Date codes (and sometimes batch codes which are usually on the packaging) are important for traceability both for the device manufacturer and the customer.
In safety critical applications (such as flight controls) the date and (if available) batch code of every possible component is recorded against the serial number of the PCB they are fitted on and which final assembly contains that PCB.
If a set of similar failures occur sooner than expected (yes, we expect the boxes to fail at some point) then batch issues become a prime suspect; we don't really care just how the date code or batch code has been stated provided full traceability can be established.
The high reliability industries typically buy components from relatively few suppliers (distributors in particular) for this very reason; I have seen batch failure issues a couple of years post manufacture (but where the expected MTBF was expected to be 5 years or more) and when that can be proved, the supplier is always informed. It is then up to them to see if a part of that overall batch was sold to another customer and inform them of a (now) known reliability issue.
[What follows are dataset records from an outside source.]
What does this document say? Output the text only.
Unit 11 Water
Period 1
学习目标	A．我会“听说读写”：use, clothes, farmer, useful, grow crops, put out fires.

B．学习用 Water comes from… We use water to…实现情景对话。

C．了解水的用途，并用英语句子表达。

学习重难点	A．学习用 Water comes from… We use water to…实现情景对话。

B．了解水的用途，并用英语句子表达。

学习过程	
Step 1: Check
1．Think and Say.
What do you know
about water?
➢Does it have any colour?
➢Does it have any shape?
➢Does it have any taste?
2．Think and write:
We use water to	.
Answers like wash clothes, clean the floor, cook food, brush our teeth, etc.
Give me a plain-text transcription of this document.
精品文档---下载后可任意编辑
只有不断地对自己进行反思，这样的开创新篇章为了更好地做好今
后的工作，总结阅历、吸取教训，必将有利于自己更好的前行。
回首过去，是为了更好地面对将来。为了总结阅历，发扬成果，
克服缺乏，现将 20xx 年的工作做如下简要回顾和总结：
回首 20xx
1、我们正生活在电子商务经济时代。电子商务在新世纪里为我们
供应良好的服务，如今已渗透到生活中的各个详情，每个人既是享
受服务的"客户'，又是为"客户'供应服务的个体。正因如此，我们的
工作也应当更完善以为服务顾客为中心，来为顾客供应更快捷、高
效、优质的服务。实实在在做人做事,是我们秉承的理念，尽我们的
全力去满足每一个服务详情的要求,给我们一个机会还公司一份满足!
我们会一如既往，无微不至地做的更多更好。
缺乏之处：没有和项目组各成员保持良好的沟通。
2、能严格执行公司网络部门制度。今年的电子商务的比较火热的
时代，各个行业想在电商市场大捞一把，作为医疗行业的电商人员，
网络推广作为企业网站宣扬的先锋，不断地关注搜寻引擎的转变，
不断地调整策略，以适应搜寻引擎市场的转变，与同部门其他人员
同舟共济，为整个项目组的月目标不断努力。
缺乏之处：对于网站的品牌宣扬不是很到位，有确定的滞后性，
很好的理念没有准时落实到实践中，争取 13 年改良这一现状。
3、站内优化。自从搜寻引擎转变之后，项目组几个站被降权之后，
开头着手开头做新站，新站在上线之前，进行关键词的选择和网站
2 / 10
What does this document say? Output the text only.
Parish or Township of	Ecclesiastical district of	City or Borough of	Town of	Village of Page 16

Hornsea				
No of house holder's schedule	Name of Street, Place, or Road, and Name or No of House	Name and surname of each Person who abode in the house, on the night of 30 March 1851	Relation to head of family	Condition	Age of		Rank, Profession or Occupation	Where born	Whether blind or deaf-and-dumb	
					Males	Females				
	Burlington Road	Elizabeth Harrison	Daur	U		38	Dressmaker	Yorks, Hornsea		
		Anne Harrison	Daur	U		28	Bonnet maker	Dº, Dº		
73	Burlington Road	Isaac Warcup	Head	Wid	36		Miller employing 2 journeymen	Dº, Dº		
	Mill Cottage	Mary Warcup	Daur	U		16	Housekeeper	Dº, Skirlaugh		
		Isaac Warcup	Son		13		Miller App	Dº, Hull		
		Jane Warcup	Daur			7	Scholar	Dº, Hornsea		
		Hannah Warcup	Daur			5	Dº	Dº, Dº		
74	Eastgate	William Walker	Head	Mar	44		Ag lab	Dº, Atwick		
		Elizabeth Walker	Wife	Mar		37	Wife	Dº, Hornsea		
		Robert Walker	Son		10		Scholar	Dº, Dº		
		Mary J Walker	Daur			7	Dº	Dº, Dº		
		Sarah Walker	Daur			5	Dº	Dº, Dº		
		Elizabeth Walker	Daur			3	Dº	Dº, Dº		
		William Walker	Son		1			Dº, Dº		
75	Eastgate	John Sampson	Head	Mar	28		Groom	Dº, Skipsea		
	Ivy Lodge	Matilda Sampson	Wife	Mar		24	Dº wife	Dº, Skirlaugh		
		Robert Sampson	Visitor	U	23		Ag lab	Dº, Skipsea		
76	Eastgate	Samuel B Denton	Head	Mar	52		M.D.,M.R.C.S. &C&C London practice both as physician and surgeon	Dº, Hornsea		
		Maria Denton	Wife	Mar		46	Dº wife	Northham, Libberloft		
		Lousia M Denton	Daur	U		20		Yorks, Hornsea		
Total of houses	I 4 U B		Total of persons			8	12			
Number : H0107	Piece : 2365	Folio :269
They will also inform the device manufacturer who may (or may not depending on the manufacturer) investigate the cause of the failure. It is in the interest of the manufacturer to do this both for their own quality assurance purposes and the confidence of the equipment manufacturers in their parts.
As many manufacturers have numerous fabrication plants scattered across the globe, knowing the date and batch codes (which often has a code for the plant where the device was manufactured), it also helps them understand which plants may need a bit of attention.
So a primary underlying purpose is traceability.
The reason that relatively few distributors are used is that traceability costs money and requires systems to be set up to perform the necessary tasks (such as storing the data and holding that data for extended periods of time); to cover those extra costs to the distributor, the parts have a (small) premium on the price. The manufacturers typically bring this back down by doing large amounts of business with distributors that can meet the traceability requirements (of which there are not really that many).
Note that for companies where such traceability is required, the cost of managing the supply chain is quite high; the more suppliers they have, the more it costs so agreements are usually put in place with a few key suppliers; if they cannot source parts, then a certified broker needs to be used.
As noted by The Photon (in the comments) date codes can be a very useful troubleshooting aid, particularly for 'picky circuits'.